I recently began ushering at my church once a month during the Sunday service. We sit in the back of the church, ready to tackle any emergency (e.g. a "nutter" who wanders in from the street, or, God forbid, a medical crisis). Last Sunday, I looked over at the other ushers and noticed that three of them had their eyes closed during the sermon and seemed awfully...relaxed.
I thought of one of our resident Super Church Ladies who bakes the Communion bread, cleans and polishes the church silver, faithfully works in the office every week, and does too many behind-the-scenes acts of service to count.
I never see her in Worship, unless it's her Sunday to usher. And I totally understand.

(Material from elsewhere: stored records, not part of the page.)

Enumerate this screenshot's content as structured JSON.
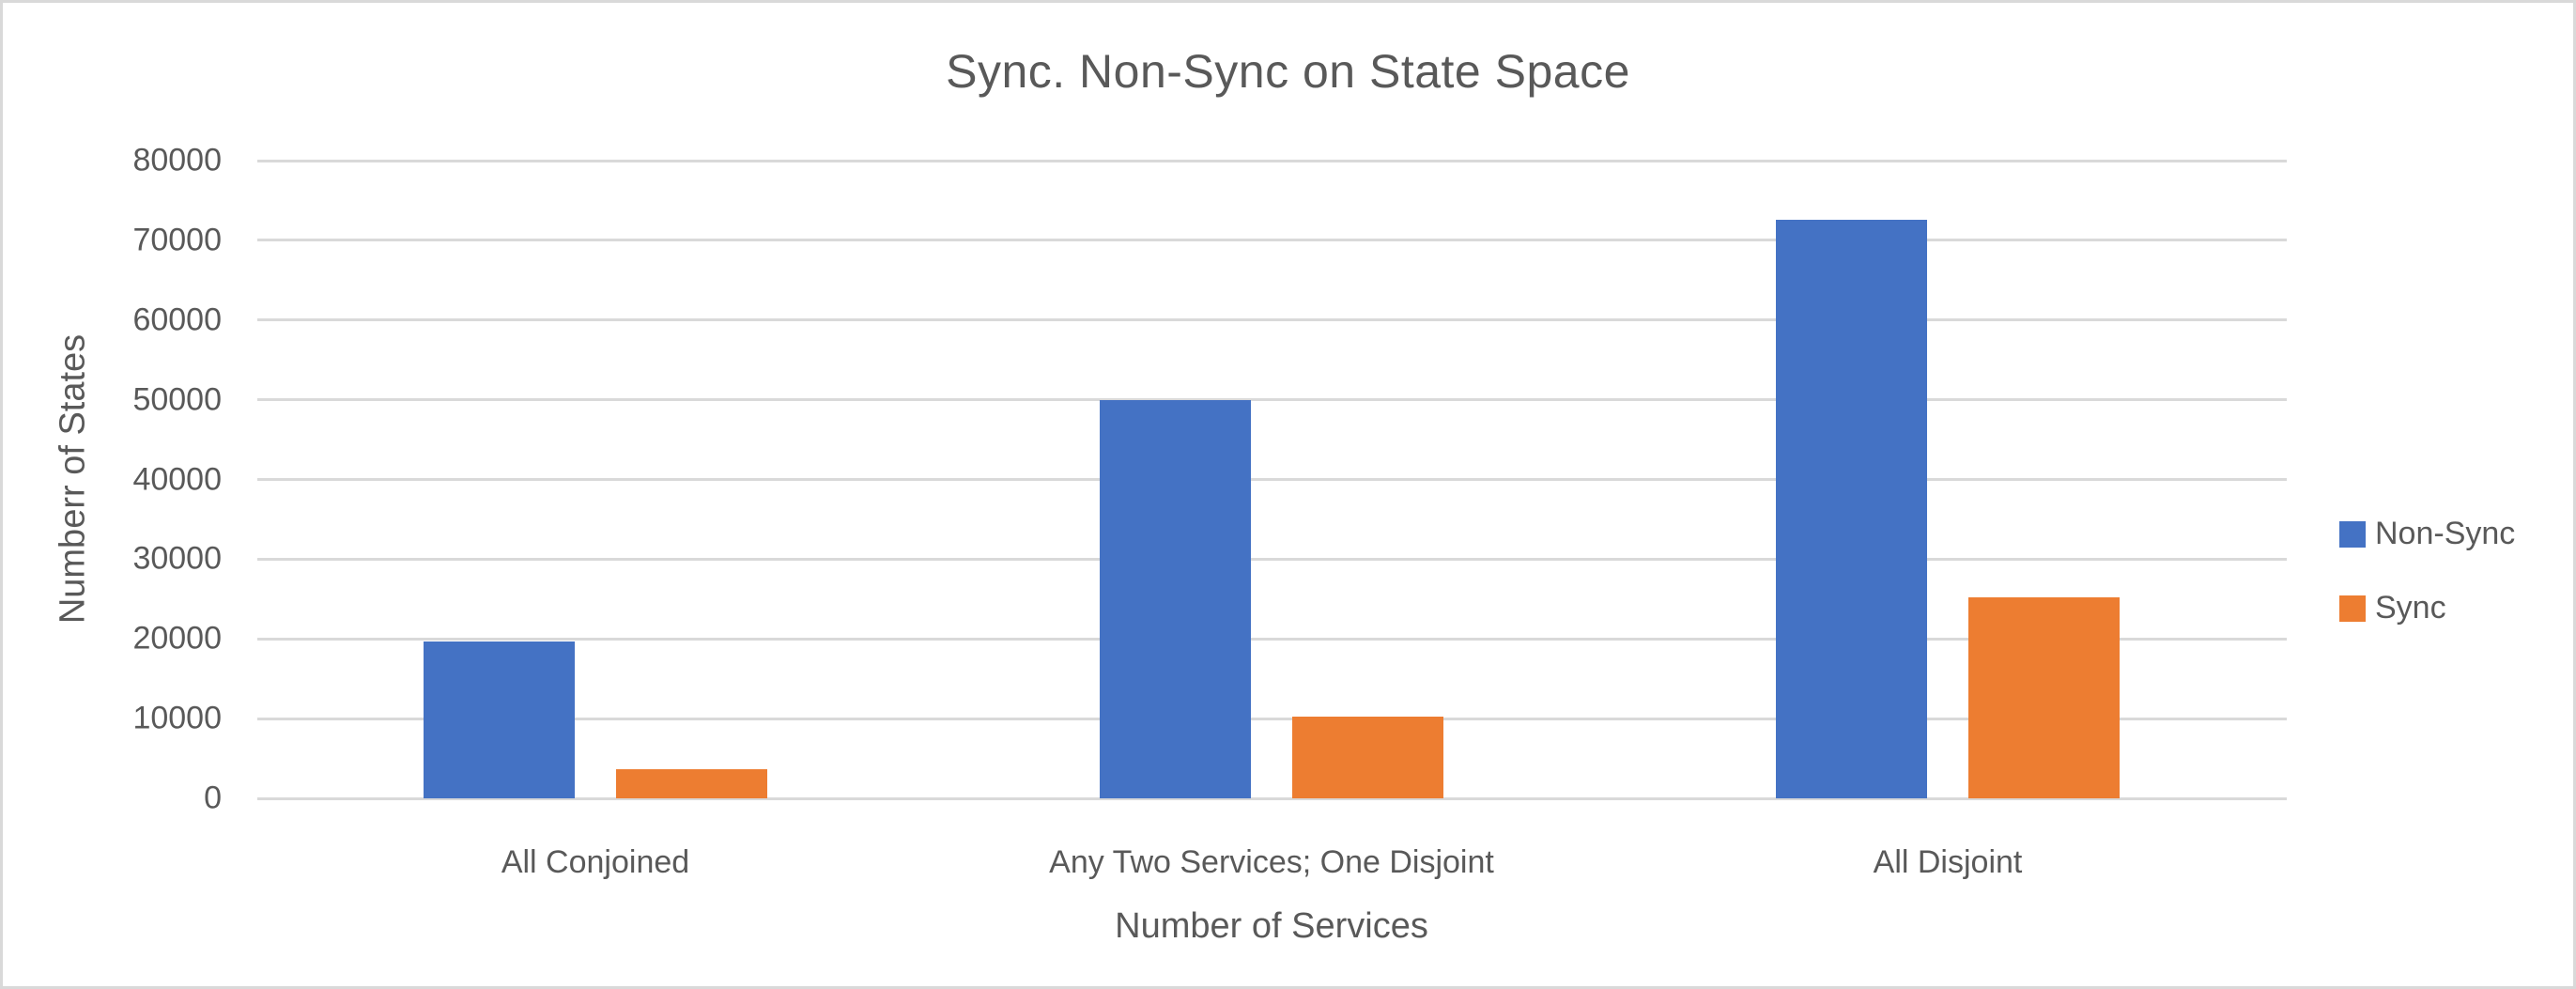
{
  "chart_data": {
    "type": "bar",
    "title": "Sync. Non-Sync on State Space",
    "xlabel": "Number of Services",
    "ylabel": "Numberr of States",
    "categories": [
      "All Conjoined",
      "Any Two Services; One Disjoint",
      "All Disjoint"
    ],
    "series": [
      {
        "name": "Non-Sync",
        "color": "#4472C4",
        "values": [
          19700,
          50000,
          72600
        ]
      },
      {
        "name": "Sync",
        "color": "#ED7D31",
        "values": [
          3700,
          10300,
          25200
        ]
      }
    ],
    "ylim": [
      0,
      80000
    ],
    "ytick_step": 10000,
    "ytick_labels": [
      "0",
      "10000",
      "20000",
      "30000",
      "40000",
      "50000",
      "60000",
      "70000",
      "80000"
    ],
    "grid": true,
    "legend_position": "right",
    "colors": {
      "text": "#595959",
      "gridline": "#D9D9D9",
      "border": "#D9D9D9",
      "background": "#FFFFFF"
    }
  }
}
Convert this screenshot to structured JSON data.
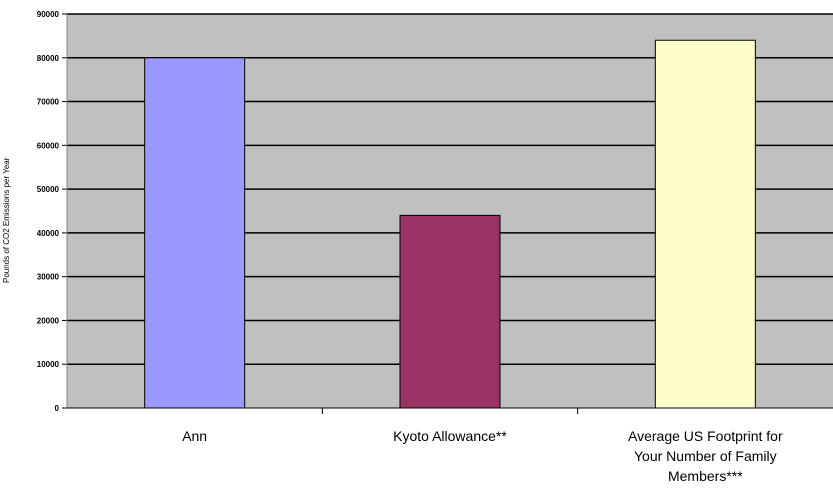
{
  "chart_data": {
    "type": "bar",
    "categories": [
      "Ann",
      "Kyoto Allowance**",
      "Average US Footprint for\nYour Number of Family\nMembers***"
    ],
    "series": [
      {
        "values": [
          80000,
          44000,
          84000
        ],
        "colors": [
          "#9999ff",
          "#993366",
          "#ffffcc"
        ]
      }
    ],
    "ylabel": "Pounds of CO2 Emissions per Year",
    "xlabel": "",
    "ylim": [
      0,
      90000
    ],
    "yticks": [
      0,
      10000,
      20000,
      30000,
      40000,
      50000,
      60000,
      70000,
      80000,
      90000
    ],
    "grid": true,
    "plot_background": "#c0c0c0",
    "legend": "none"
  }
}
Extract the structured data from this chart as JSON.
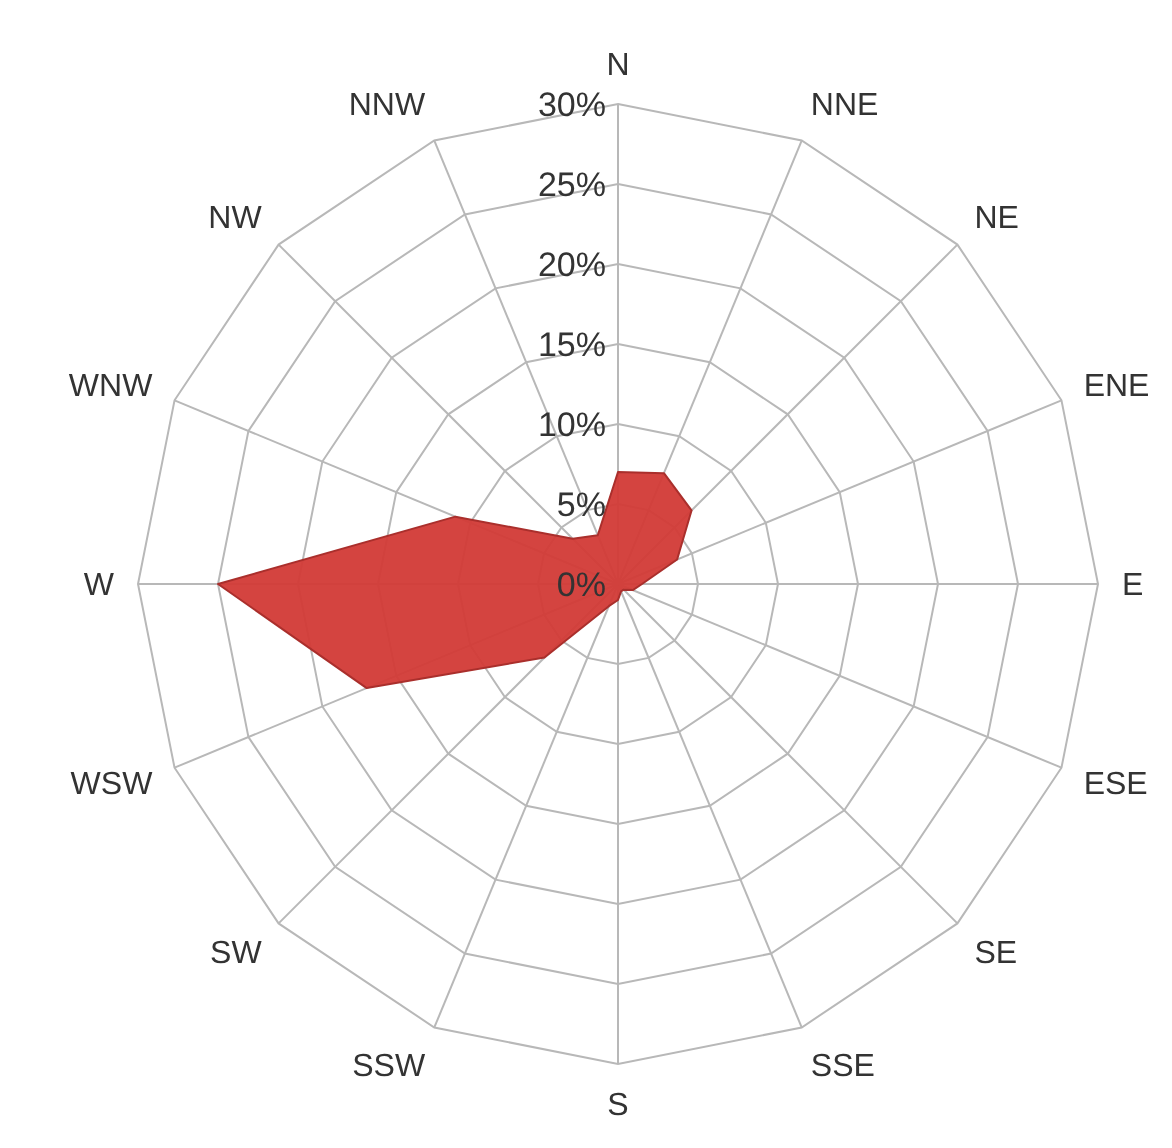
{
  "chart_data": {
    "type": "radar",
    "categories": [
      "N",
      "NNE",
      "NE",
      "ENE",
      "E",
      "ESE",
      "SE",
      "SSE",
      "S",
      "SSW",
      "SW",
      "WSW",
      "W",
      "WNW",
      "NW",
      "NNW"
    ],
    "series": [
      {
        "color": "#d23a36",
        "values": [
          7,
          7.5,
          6.5,
          4,
          1.5,
          1,
          0.5,
          0.5,
          1,
          1.5,
          6.5,
          17,
          25,
          11,
          4,
          3.3
        ]
      }
    ],
    "ylim": [
      0,
      30
    ],
    "yticks": [
      {
        "value": 0,
        "label": "0%"
      },
      {
        "value": 5,
        "label": "5%"
      },
      {
        "value": 10,
        "label": "10%"
      },
      {
        "value": 15,
        "label": "15%"
      },
      {
        "value": 20,
        "label": "20%"
      },
      {
        "value": 25,
        "label": "25%"
      },
      {
        "value": 30,
        "label": "30%"
      }
    ],
    "grid": true
  }
}
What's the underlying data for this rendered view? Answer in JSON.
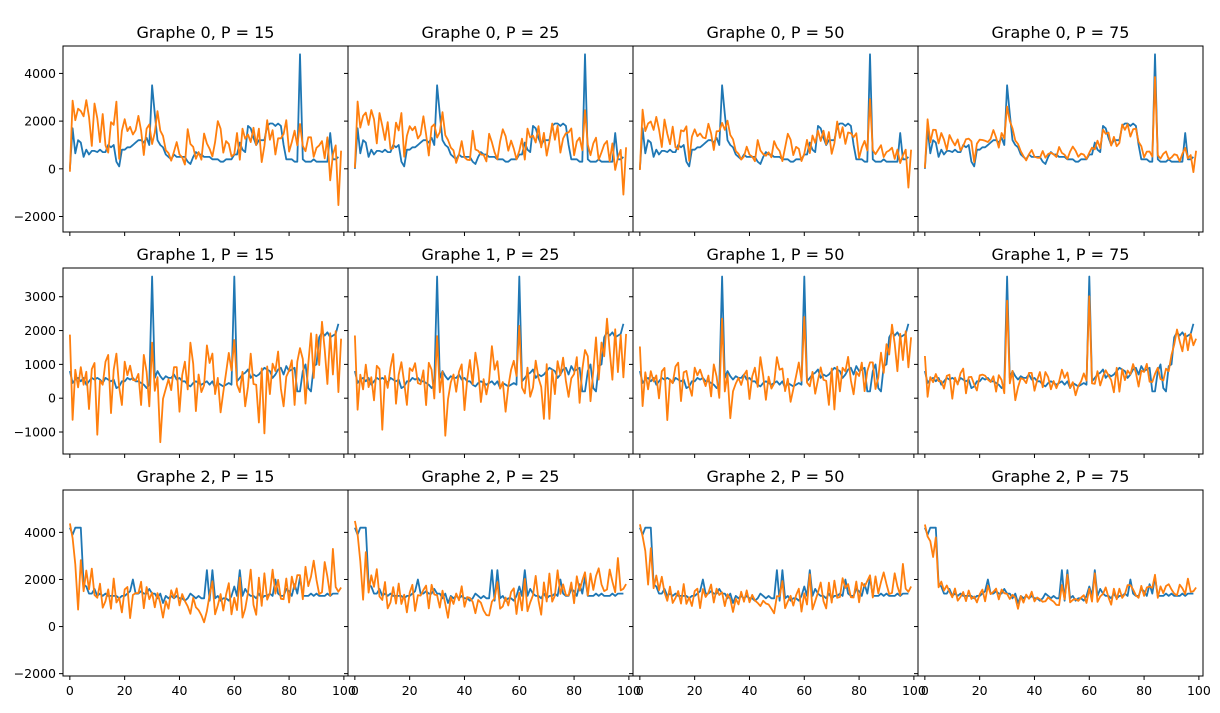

After I came back to the faith, but before I had officially attached myself to a church, I was a pietistic prig. I prayed all the time and constantly sought a connection to God in the midst of my self-destructive personal life. I clamored for a sense of God's presence whenever and however I could get it. In retrospect, my hunger for sacred experience seems somewhat self-serving. It was done in isolation, and benefited only myself.
I don't do all that praying and meditating anymore. Probably because I'm calmer and happy. And perhaps because I'm so immersed in helping to sustain the institution. I don't have the energy to serve the institution and do the ceaseless prayer bit the way I used to.
Jasper FForde writes in Something Rotten (a brilliant postmodern meta-take on genre), that religion gives to its devotees "a warm sense of belonging, protection from the world's evils and a reward in the afterlife---oh, and I think there's a T-shirt in it somewhere, too."
I'm really into the "warm sense of belonging" and have been for awhile. It has energized me even as I fight fatigue and burnout. My mother once joked that I seem to be "at the church every time the doors open," which is definitely not true (just when she tries to call me). She thinks it's all about my theological piety, but she's wrong about that.
I wrote this post during our Wednesday night Taize service, at which I've been ushering for several years, with help from Dr. Burg. Before I started writing the post, I wrote a press release to publicize this service that must go to the newspaper tonight. Despite barely paying attention, I was aware of the beauty of the music and I did catch the prayers. But I was otherwise engaged, and engaged in one activity (the press release) meant to keep the Taize service well-attended, and thus, a going concern for our church.
As I'm typing this up, it occurs to me that the acts of service we do can be considered a kind of prayer. And this isn't a new idea; that was the dealio with Brother Lawrence, I think. I suppose I tend to privilege formal meditation and established spiritual practices as the best ways to access the Holy. But, maybe I'm okay after all, even if I'm writing and doing other stuff when I should be in pietistic devotion.